Swing Era Paintings > Blues (1929)


Archibald J. Motley Jr, Blues (1929), Oil on canvas, 80 x 100.3 cm, Collection of Archie Motley and Valerie Gerrard Browne © Archie Motley

Archibald J. Motley Jr
(1891-1981)
Archibald J. Motley Jr was one of the first of several artists to concentrate on African American life in his paintings. Even though he never worked or lived in Harlem, his work provided a foundations for much of the work that became identified with the Harlem Renaissance. Motley is best-known for his portraits and genre scenes of Chicago's Black Belt.

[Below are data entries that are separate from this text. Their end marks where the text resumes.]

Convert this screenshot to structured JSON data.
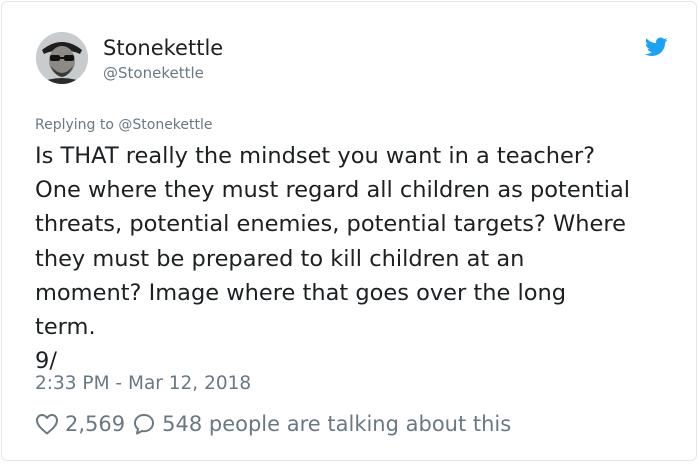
{
  "author": {
    "name": "Stonekettle",
    "handle": "@Stonekettle",
    "avatar_icon": "author-avatar-photo"
  },
  "brand": {
    "icon": "twitter-bird-icon",
    "color": "#1da1f2"
  },
  "tweet": {
    "replying_to": "Replying to @Stonekettle",
    "text": "Is THAT really the mindset you want in a teacher?\nOne where they must regard all children as potential\nthreats, potential enemies, potential targets? Where\nthey must be prepared to kill children at an\nmoment? Image where that goes over the long\nterm.\n9/",
    "timestamp": "2:33 PM - Mar 12, 2018"
  },
  "actions": {
    "like_icon": "heart-icon",
    "like_count": "2,569",
    "reply_icon": "speech-bubble-icon",
    "talking_label": "548 people are talking about this"
  },
  "colors": {
    "text": "#1c2022",
    "secondary_text": "#697882",
    "border": "#e1e8ed"
  }
}
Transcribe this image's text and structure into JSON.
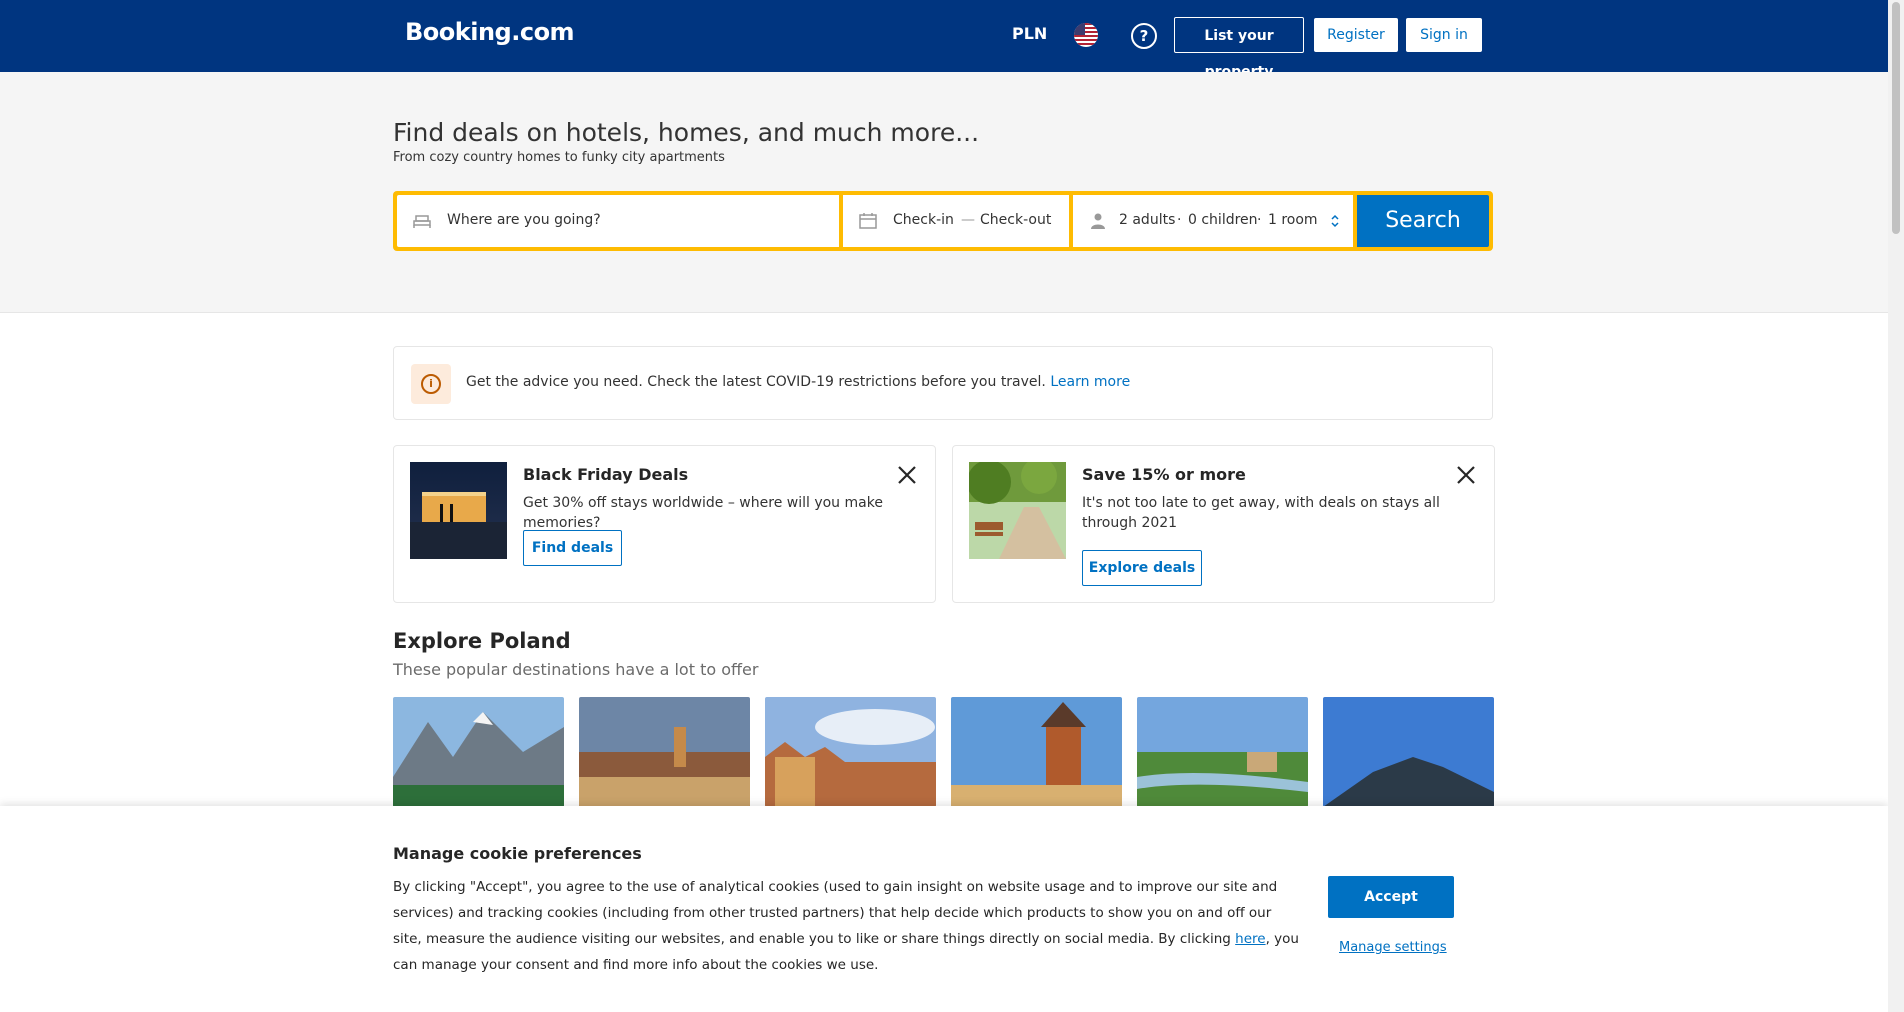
{
  "header": {
    "logo": "Booking.com",
    "currency": "PLN",
    "list_property": "List your property",
    "register": "Register",
    "sign_in": "Sign in"
  },
  "hero": {
    "title": "Find deals on hotels, homes, and much more...",
    "subtitle": "From cozy country homes to funky city apartments"
  },
  "search": {
    "destination_placeholder": "Where are you going?",
    "checkin": "Check-in",
    "separator": "—",
    "checkout": "Check-out",
    "adults": "2 adults",
    "children": "0 children",
    "rooms": "1 room",
    "dot": "·",
    "button": "Search"
  },
  "notice": {
    "text": "Get the advice you need. Check the latest COVID-19 restrictions before you travel.",
    "link": "Learn more"
  },
  "promos": [
    {
      "title": "Black Friday Deals",
      "description": "Get 30% off stays worldwide – where will you make memories?",
      "button": "Find deals"
    },
    {
      "title": "Save 15% or more",
      "description": "It's not too late to get away, with deals on stays all through 2021",
      "button": "Explore deals"
    }
  ],
  "explore": {
    "title": "Explore Poland",
    "subtitle": "These popular destinations have a lot to offer"
  },
  "cookie": {
    "title": "Manage cookie preferences",
    "text_before": "By clicking \"Accept\", you agree to the use of analytical cookies (used to gain insight on website usage and to improve our site and services) and tracking cookies (including from other trusted partners) that help decide which products to show you on and off our site, measure the audience visiting our websites, and enable you to like or share things directly on social media. By clicking ",
    "here": "here",
    "text_after": ", you can manage your consent and find more info about the cookies we use.",
    "accept": "Accept",
    "manage": "Manage settings"
  },
  "colors": {
    "brand_blue": "#003580",
    "action_blue": "#0071c2",
    "search_yellow": "#febb02"
  }
}
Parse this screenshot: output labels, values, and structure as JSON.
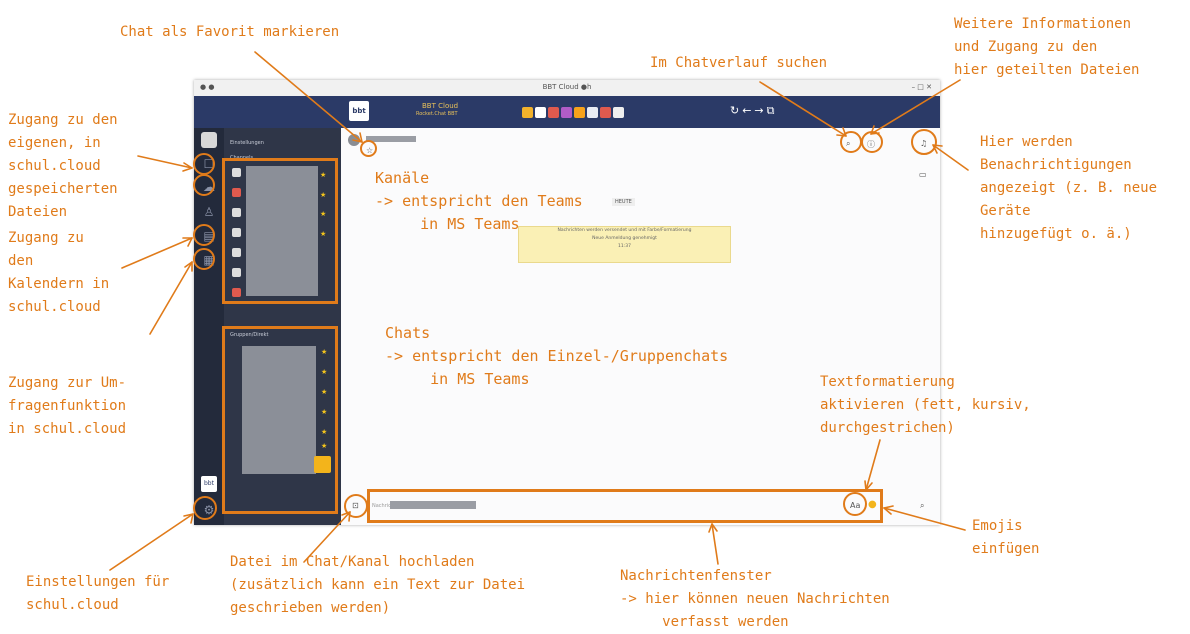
{
  "window": {
    "title": "BBT Cloud ●h",
    "controls_left": "● ●",
    "controls_right": "– □ ✕",
    "app_title": "BBT Cloud",
    "app_subtitle": "Rocket.Chat BBT"
  },
  "sidebar": {
    "header": "Einstellungen",
    "section_channels": "Channels",
    "section_chats": "Gruppen/Direkt",
    "icons": [
      "chat-icon",
      "cloud-icon",
      "user-icon",
      "calendar-icon",
      "survey-icon",
      "settings-icon"
    ]
  },
  "chat": {
    "date_badge": "HEUTE",
    "system_message": [
      "Nachrichten werden versendet und mit Farbe/Formatierung",
      "Neue Anmeldung genehmigt",
      "11:37"
    ],
    "composer_placeholder": "Nachricht an"
  },
  "annotations": {
    "favorite": "Chat als Favorit markieren",
    "search": "Im Chatverlauf suchen",
    "info": "Weitere Informationen\nund Zugang zu den\nhier geteilten Dateien",
    "notifications": "Hier werden\nBenachrichtigungen\nangezeigt (z. B. neue\nGeräte\nhinzugefügt o. ä.)",
    "files": "Zugang zu den\neigenen, in\nschul.cloud\ngespeicherten\nDateien",
    "calendar": "Zugang zu\nden\nKalendern in\nschul.cloud",
    "survey": "Zugang zur Um-\nfragenfunktion\nin schul.cloud",
    "settings": "Einstellungen für\nschul.cloud",
    "channels": "Kanäle\n-> entspricht den Teams\n     in MS Teams",
    "chats": "Chats\n-> entspricht den Einzel-/Gruppenchats\n     in MS Teams",
    "formatting": "Textformatierung\naktivieren (fett, kursiv,\ndurchgestrichen)",
    "emojis": "Emojis\neinfügen",
    "upload": "Datei im Chat/Kanal hochladen\n(zusätzlich kann ein Text zur Datei\ngeschrieben werden)",
    "message_window": "Nachrichtenfenster\n-> hier können neuen Nachrichten\n     verfasst werden"
  },
  "colors": {
    "accent": "#e07b1a",
    "header": "#2b3a67",
    "sidebar": "#2f3648",
    "rail": "#232a3b",
    "star": "#f3c41b"
  }
}
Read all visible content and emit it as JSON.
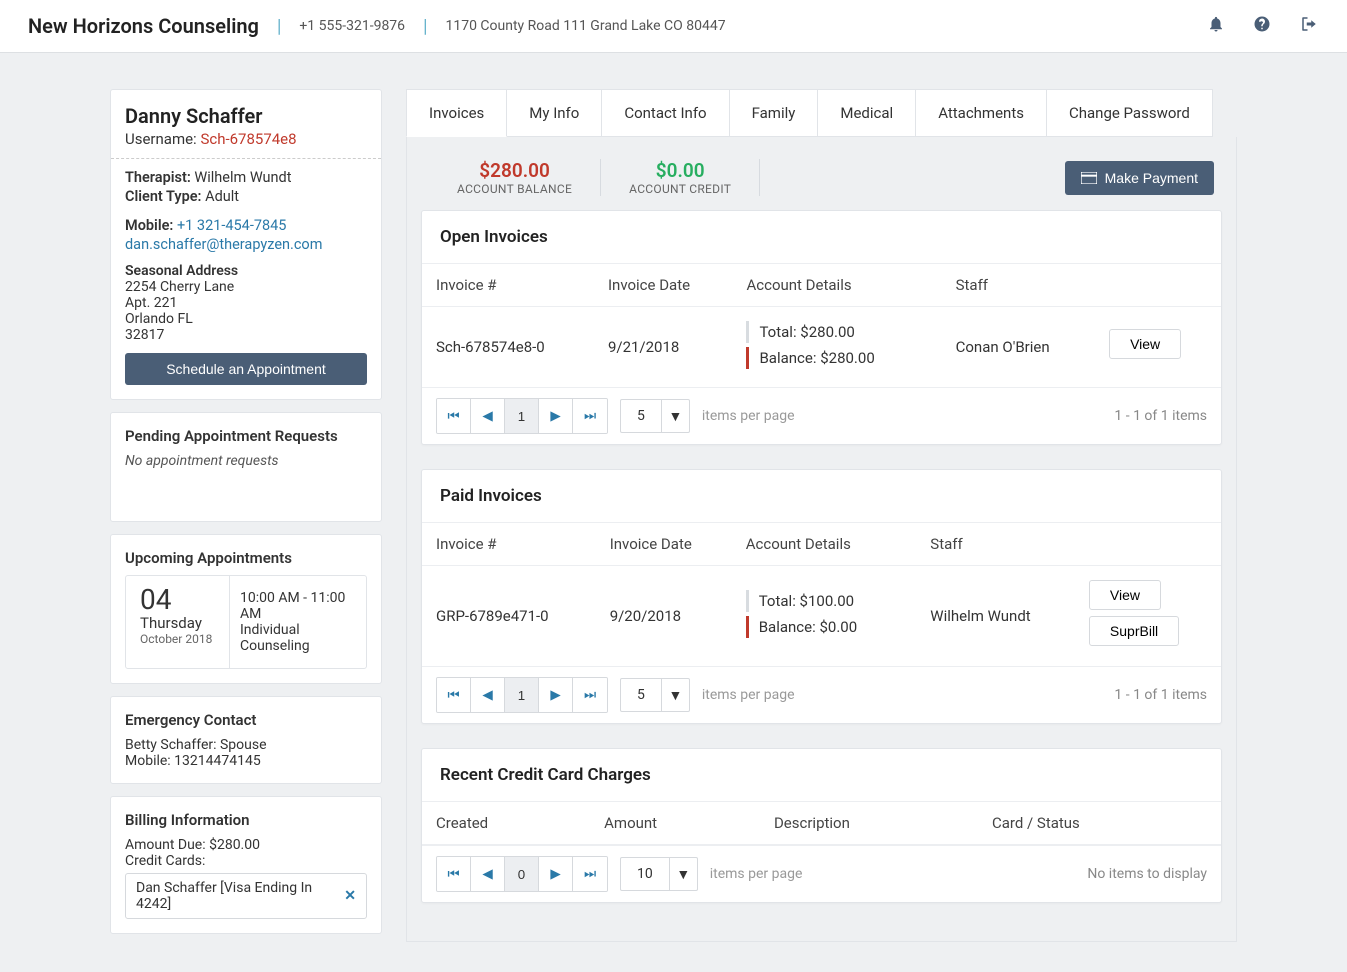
{
  "header": {
    "brand": "New Horizons Counseling",
    "phone": "+1 555-321-9876",
    "address": "1170 County Road 111 Grand Lake CO 80447"
  },
  "client": {
    "name": "Danny Schaffer",
    "username_label": "Username:",
    "username": "Sch-678574e8",
    "therapist_label": "Therapist:",
    "therapist": "Wilhelm Wundt",
    "client_type_label": "Client Type:",
    "client_type": "Adult",
    "mobile_label": "Mobile:",
    "mobile": "+1 321-454-7845",
    "email": "dan.schaffer@therapyzen.com",
    "address_label": "Seasonal Address",
    "addr1": "2254 Cherry Lane",
    "addr2": "Apt. 221",
    "addr3": "Orlando FL",
    "addr4": "32817",
    "schedule_btn": "Schedule an Appointment"
  },
  "pending": {
    "title": "Pending Appointment Requests",
    "empty": "No appointment requests"
  },
  "upcoming": {
    "title": "Upcoming Appointments",
    "day": "04",
    "dow": "Thursday",
    "month": "October 2018",
    "time": "10:00 AM - 11:00 AM",
    "type": "Individual Counseling"
  },
  "emergency": {
    "title": "Emergency Contact",
    "line1": "Betty Schaffer: Spouse",
    "line2": "Mobile: 13214474145"
  },
  "billing": {
    "title": "Billing Information",
    "amount_due": "Amount Due: $280.00",
    "cc_label": "Credit Cards:",
    "card": "Dan Schaffer [Visa Ending In 4242]"
  },
  "tabs": [
    "Invoices",
    "My Info",
    "Contact Info",
    "Family",
    "Medical",
    "Attachments",
    "Change Password"
  ],
  "balance": {
    "amount": "$280.00",
    "label": "ACCOUNT BALANCE"
  },
  "credit": {
    "amount": "$0.00",
    "label": "ACCOUNT CREDIT"
  },
  "make_payment": "Make Payment",
  "open_invoices": {
    "title": "Open Invoices",
    "headers": [
      "Invoice #",
      "Invoice Date",
      "Account Details",
      "Staff"
    ],
    "row": {
      "num": "Sch-678574e8-0",
      "date": "9/21/2018",
      "total": "Total: $280.00",
      "balance": "Balance: $280.00",
      "staff": "Conan O'Brien",
      "view": "View"
    },
    "per_page": "5",
    "page_num": "1",
    "per_page_label": "items per page",
    "info": "1 - 1 of 1 items"
  },
  "paid_invoices": {
    "title": "Paid Invoices",
    "headers": [
      "Invoice #",
      "Invoice Date",
      "Account Details",
      "Staff"
    ],
    "row": {
      "num": "GRP-6789e471-0",
      "date": "9/20/2018",
      "total": "Total: $100.00",
      "balance": "Balance: $0.00",
      "staff": "Wilhelm Wundt",
      "view": "View",
      "suprbill": "SuprBill"
    },
    "per_page": "5",
    "page_num": "1",
    "per_page_label": "items per page",
    "info": "1 - 1 of 1 items"
  },
  "charges": {
    "title": "Recent Credit Card Charges",
    "headers": [
      "Created",
      "Amount",
      "Description",
      "Card / Status"
    ],
    "per_page": "10",
    "page_num": "0",
    "per_page_label": "items per page",
    "info": "No items to display"
  }
}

"In his painting Blues, Archibald J. Motley Jr. placed this notion of an enticing, performance based black agency into immediate visual action. Set in Parisian 'Black and Tan' club (where a clientele comprised mostly of blacks from South Africa, the Caribbean and the US would fraternize, dance, and listen to the latest black American music), Blues gives form, colour, and meaning to the Harlem Renaissance idea of a part aural, part performative act of black enchantment. Motley's dense composition of cabaret patrons, wine bottles, musicians, instruments, and seemingly disembodied arms and legs all add up to a pictorial gumbo of black creativity: a painted space where musical layering and sexual partnering parallel a fractured, cubistic approach to art and representation. But unlike the emotional and cultural distance to artistic subject matter found in the circa 1920s cubist paintings of Picasso and Braque, Motley's Blues is bold in its racial and cultural locus for modernism, and assertive in its aesthetic privileging of black performers."